I gasped, swallowing bile, then coughed it up. Spitting into the floor, I wiped my mouth with my right arm. He started to step forward and I raised the pistol again.

“What’s wrong Mikey? You don’t look so well. Kinda green again. You eating enough veggies?”

I concentrated on trying to recover my breathing and all I could muster was a growl.
“Don’t fucking move.”

“Or what, you’ll shoot me? We’ve already went over this little bro-“ he started.

“You aren’t my brother you son of a –“

“Now, now, language. Keep that up and I’ll have to wash your mouth out like Daddy did when you called him an ‘mf’. Remember that? Your tongue swelled up like a dead rat and you couldn’t taste for weeks.”

I had forgotten that, or at least tried to. I had been mad at my father for being gone and called him a motherfucker. He washed my mouth out with window cleaner. I still remember him telling me not to swallow or I’d die.

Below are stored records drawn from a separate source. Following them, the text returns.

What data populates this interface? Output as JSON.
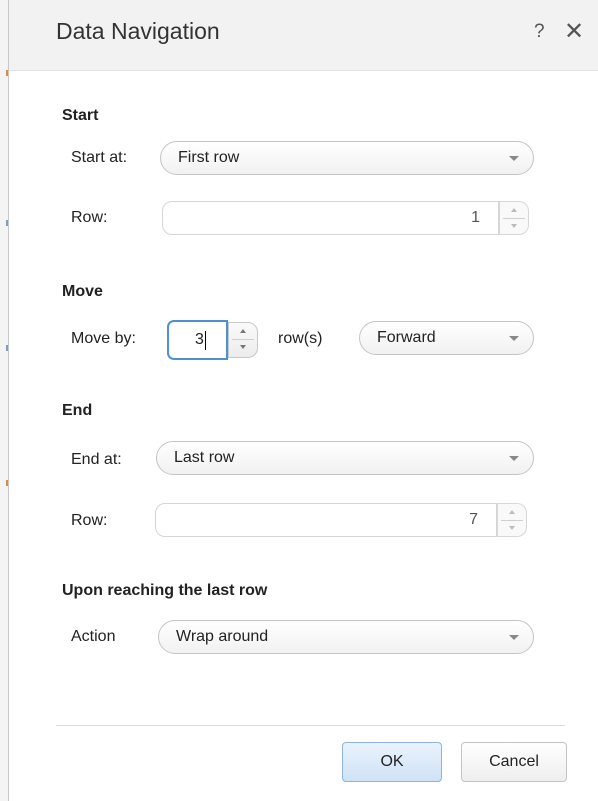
{
  "dialog": {
    "title": "Data Navigation",
    "help_glyph": "?",
    "close_glyph": "✕"
  },
  "start": {
    "heading": "Start",
    "start_at_label": "Start at:",
    "start_at_value": "First row",
    "row_label": "Row:",
    "row_value": "1"
  },
  "move": {
    "heading": "Move",
    "move_by_label": "Move by:",
    "move_by_value": "3",
    "rows_label": "row(s)",
    "direction_value": "Forward"
  },
  "end": {
    "heading": "End",
    "end_at_label": "End at:",
    "end_at_value": "Last row",
    "row_label": "Row:",
    "row_value": "7"
  },
  "last_row": {
    "heading": "Upon reaching the last row",
    "action_label": "Action",
    "action_value": "Wrap around"
  },
  "buttons": {
    "ok": "OK",
    "cancel": "Cancel"
  },
  "colors": {
    "focus_border": "#4f90cf",
    "ok_button_bg": "#cfe2f6",
    "titlebar_bg": "#f2f2f2"
  },
  "icons": {
    "help": "help-icon",
    "close": "close-icon",
    "dropdown": "chevron-down-icon",
    "spinner_up": "spinner-up-icon",
    "spinner_down": "spinner-down-icon"
  }
}
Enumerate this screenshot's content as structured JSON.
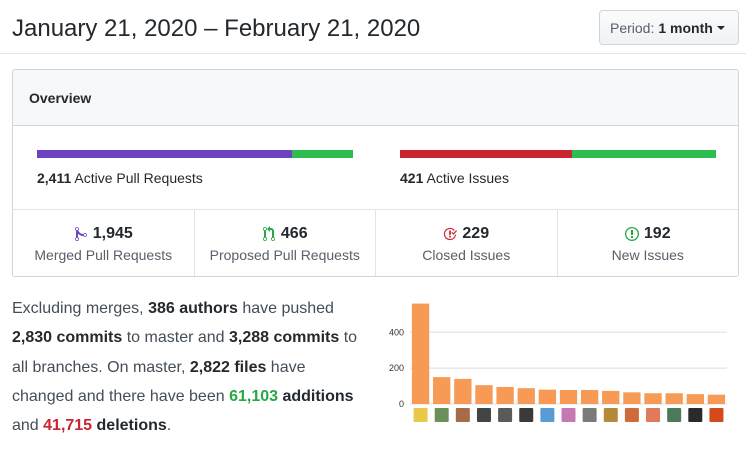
{
  "header": {
    "date_range": "January 21, 2020 – February 21, 2020",
    "period_label": "Period:",
    "period_value": "1 month"
  },
  "overview": {
    "title": "Overview",
    "pull_requests_bar": {
      "merged_fraction": 0.806,
      "merged_color": "#6f42c1",
      "open_color": "#2cbe4e"
    },
    "issues_bar": {
      "closed_fraction": 0.544,
      "closed_color": "#cb2431",
      "open_color": "#2cbe4e"
    },
    "active_pr_count": "2,411",
    "active_pr_label": "Active Pull Requests",
    "active_issues_count": "421",
    "active_issues_label": "Active Issues",
    "stats": [
      {
        "value": "1,945",
        "label": "Merged Pull Requests",
        "icon": "git-merge-icon",
        "color": "#6f42c1"
      },
      {
        "value": "466",
        "label": "Proposed Pull Requests",
        "icon": "git-pull-request-icon",
        "color": "#28a745"
      },
      {
        "value": "229",
        "label": "Closed Issues",
        "icon": "issue-closed-icon",
        "color": "#cb2431"
      },
      {
        "value": "192",
        "label": "New Issues",
        "icon": "issue-opened-icon",
        "color": "#28a745"
      }
    ]
  },
  "summary": {
    "t1": "Excluding merges, ",
    "authors": "386 authors",
    "t2": " have pushed ",
    "commits_master": "2,830 commits",
    "t3": " to master and ",
    "commits_all": "3,288 commits",
    "t4": " to all branches. On master, ",
    "files": "2,822 files",
    "t5": " have changed and there have been ",
    "additions_num": "61,103",
    "additions_word": " additions",
    "t6": " and ",
    "deletions_num": "41,715",
    "deletions_word": " deletions",
    "t7": "."
  },
  "chart_data": {
    "type": "bar",
    "categories": [
      "author-1",
      "author-2",
      "author-3",
      "author-4",
      "author-5",
      "author-6",
      "author-7",
      "author-8",
      "author-9",
      "author-10",
      "author-11",
      "author-12",
      "author-13",
      "author-14",
      "author-15"
    ],
    "values": [
      560,
      150,
      140,
      105,
      95,
      88,
      80,
      78,
      78,
      73,
      65,
      60,
      60,
      55,
      52
    ],
    "ylim": [
      0,
      580
    ],
    "yticks": [
      "0",
      "200",
      "400"
    ],
    "ytick_values": [
      0,
      200,
      400
    ],
    "bar_color": "#f79a55",
    "grid": true,
    "avatar_colors": [
      "#e8c94a",
      "#6b8f5a",
      "#a86b4a",
      "#444444",
      "#5a5a5a",
      "#3a3a3a",
      "#5a9bd5",
      "#c47ab0",
      "#7a7a7a",
      "#b5893a",
      "#d06a3a",
      "#e07a5a",
      "#4a7a5a",
      "#2a2a2a",
      "#d44a1a"
    ]
  }
}
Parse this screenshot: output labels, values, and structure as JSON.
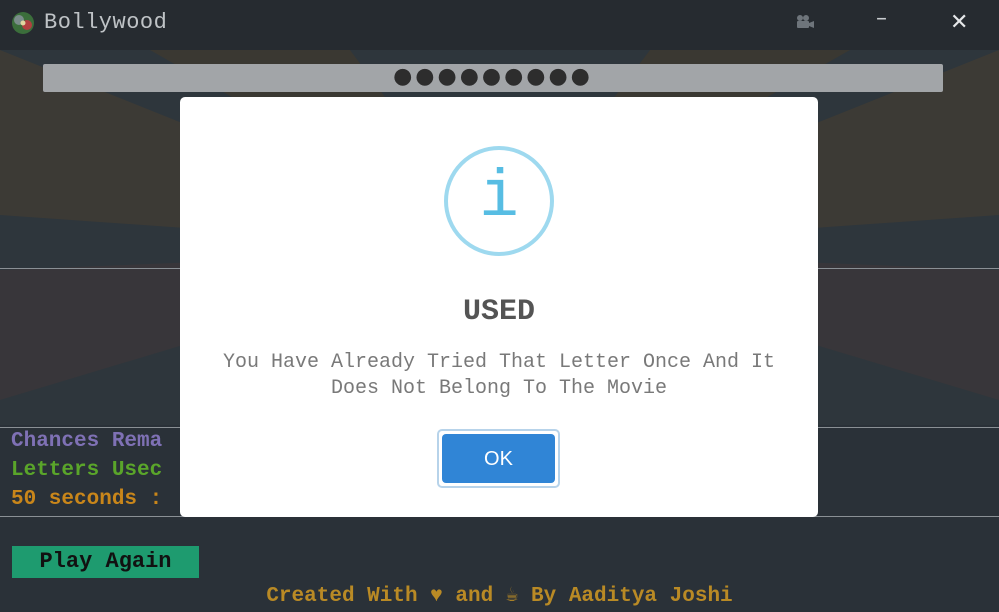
{
  "window": {
    "title": "Bollywood",
    "logo_icon": "app-logo-icon",
    "camera_icon": "video-camera-icon",
    "minimize_label": "–",
    "close_label": "✕"
  },
  "game": {
    "word_mask": "●●●●●●●●●",
    "chances_text": "Chances Rema",
    "letters_text": "Letters Usec",
    "timer_text": "50 seconds :",
    "play_again_label": "Play Again",
    "footer": "Created With ♥ and ☕ By Aaditya Joshi"
  },
  "modal": {
    "icon": "info-icon",
    "icon_glyph": "i",
    "title": "USED",
    "message": "You Have Already Tried That Letter Once And It Does Not Belong To The Movie",
    "ok_label": "OK"
  },
  "colors": {
    "chances": "#7f71b5",
    "letters": "#5aa52a",
    "timer": "#c9861a",
    "play_again_bg": "#1e9b6f",
    "ok_button": "#3085d6",
    "info_icon": "#57bde3"
  }
}
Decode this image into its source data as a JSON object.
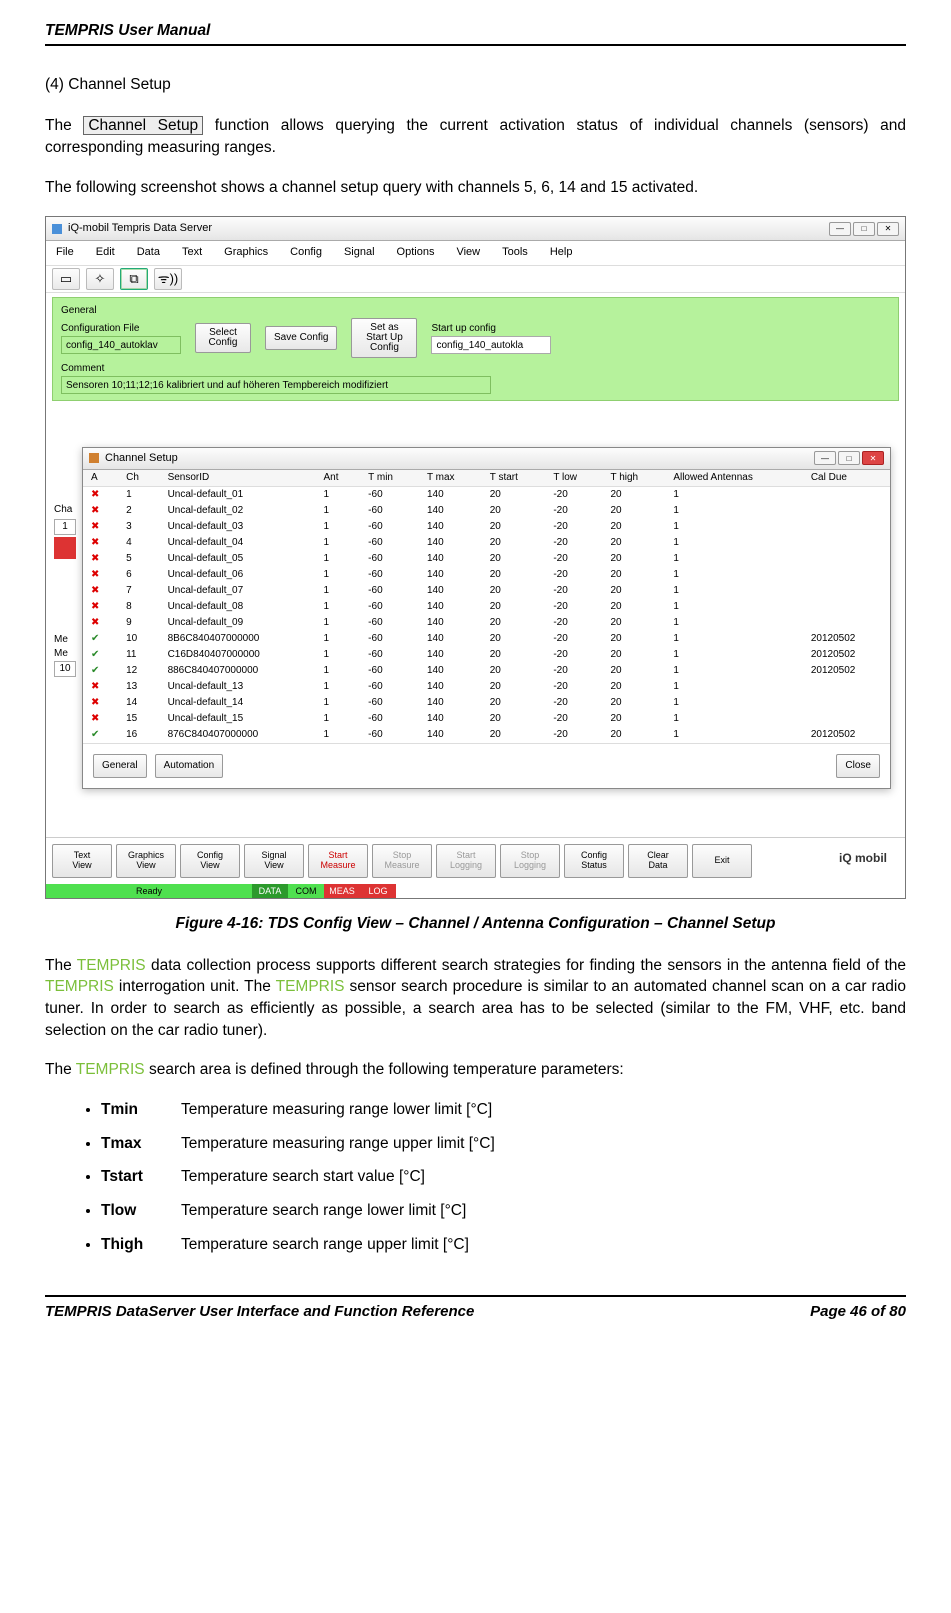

“There’s no way you can know about th-“

“Why not Mikey? I was there. I’ve always been around. Always been around to watch over you and make you into a man like Dad wanted you to be.” His grin had grown wider and he stepped forward. The linoleum popped, startling me and I clasped the pistol with both hands.

“Oh, come on! I used to pick you up when you fell and fight the bullies for you. I even beat the hell out of you when you wouldn’t help take care of Mom.”

He cocked his head for a moment and the mask took on a darker slant. “ I never did get you for when you tried to kill her that time. Boy, do you deserve a good whuppin. You ever wonder why dad REALLY left?”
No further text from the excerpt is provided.